Ramona stared. In the little English she knew, that word was not included. "Ah, Senora," she said regretfully, "I cannot talk in the English speech; only in Spanish."

"Spanish, eh? Yer mean Mexican? Jos, hyar, he kin talk thet. He can't talk much, though; 'tain't good fur him; his lungs is out er kilter. Thet's what we're bringin' him hyar fur,-- fur warm climate!

'pears like it, don't it?" and she chuckled grimly, but with a side glance of ineffable tenderness at the sick man. "Ask her who they be, Jos," she added.

Jos lifted himself on his elbow, and fixing his shining eyes on Ramona, said in Spanish, "My mother asks if you are travellers?"

"Yes," said Ramona. "We have come all the way from San Diego.

We are Indians."

"Injuns!" ejaculated Jos's mother. "Lord save us, Jos!
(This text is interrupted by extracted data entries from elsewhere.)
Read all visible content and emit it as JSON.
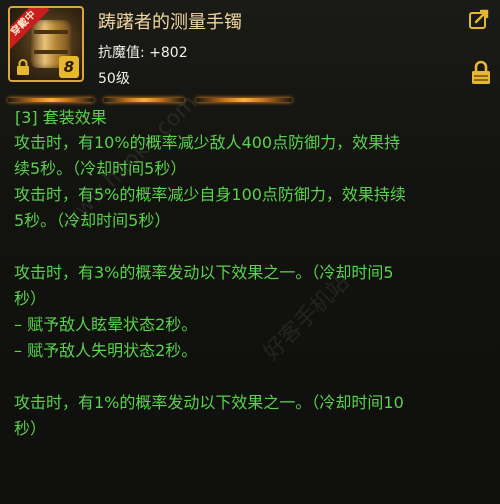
{
  "item": {
    "name": "踌躇者的测量手镯",
    "equip_badge": "穿戴中",
    "tier": "8",
    "stat_label": "抗魔值:",
    "stat_value": "+802",
    "level": "50级"
  },
  "icons": {
    "share": "share-icon",
    "lock": "lock-icon"
  },
  "set_effect": {
    "title": "[3] 套装效果",
    "lines": [
      "攻击时，有10%的概率减少敌人400点防御力，效果持",
      "续5秒。（冷却时间5秒）",
      "攻击时，有5%的概率减少自身100点防御力，效果持续",
      "5秒。（冷却时间5秒）",
      "",
      "攻击时，有3%的概率发动以下效果之一。（冷却时间5",
      "秒）",
      "– 赋予敌人眩晕状态2秒。",
      "– 赋予敌人失明状态2秒。",
      "",
      "攻击时，有1%的概率发动以下效果之一。（冷却时间10",
      "秒）"
    ]
  },
  "watermark": {
    "url": "www.haoke.com",
    "site": "好客手机站"
  },
  "colors": {
    "green_text": "#5ad24e",
    "gold_name": "#f2d6a0",
    "frame": "#d9a640"
  }
}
Hev we reelly took in Injuns? What on airth -- Well, well, she's fond uv her baby's enny white woman! I kin see thet; an', Injun or no Injun, they've got to stay naow. Yer couldn't turn a dog out 'n sech weather's this. I bet thet baby's father wuz white, then. Look at them blue eyes."

Ramona listened and looked intently, but could understand nothing. Almost she doubted if the woman were really speaking English. She had never before heard so many English sentences without being able to understand one word. The Tennessee drawl so altered even the commonest words, that she did not recognize them. Turning to Jos, she said gently, "I know very little English. I am so sorry I cannot understand. Will it tire you to interpret to me what your mother said?"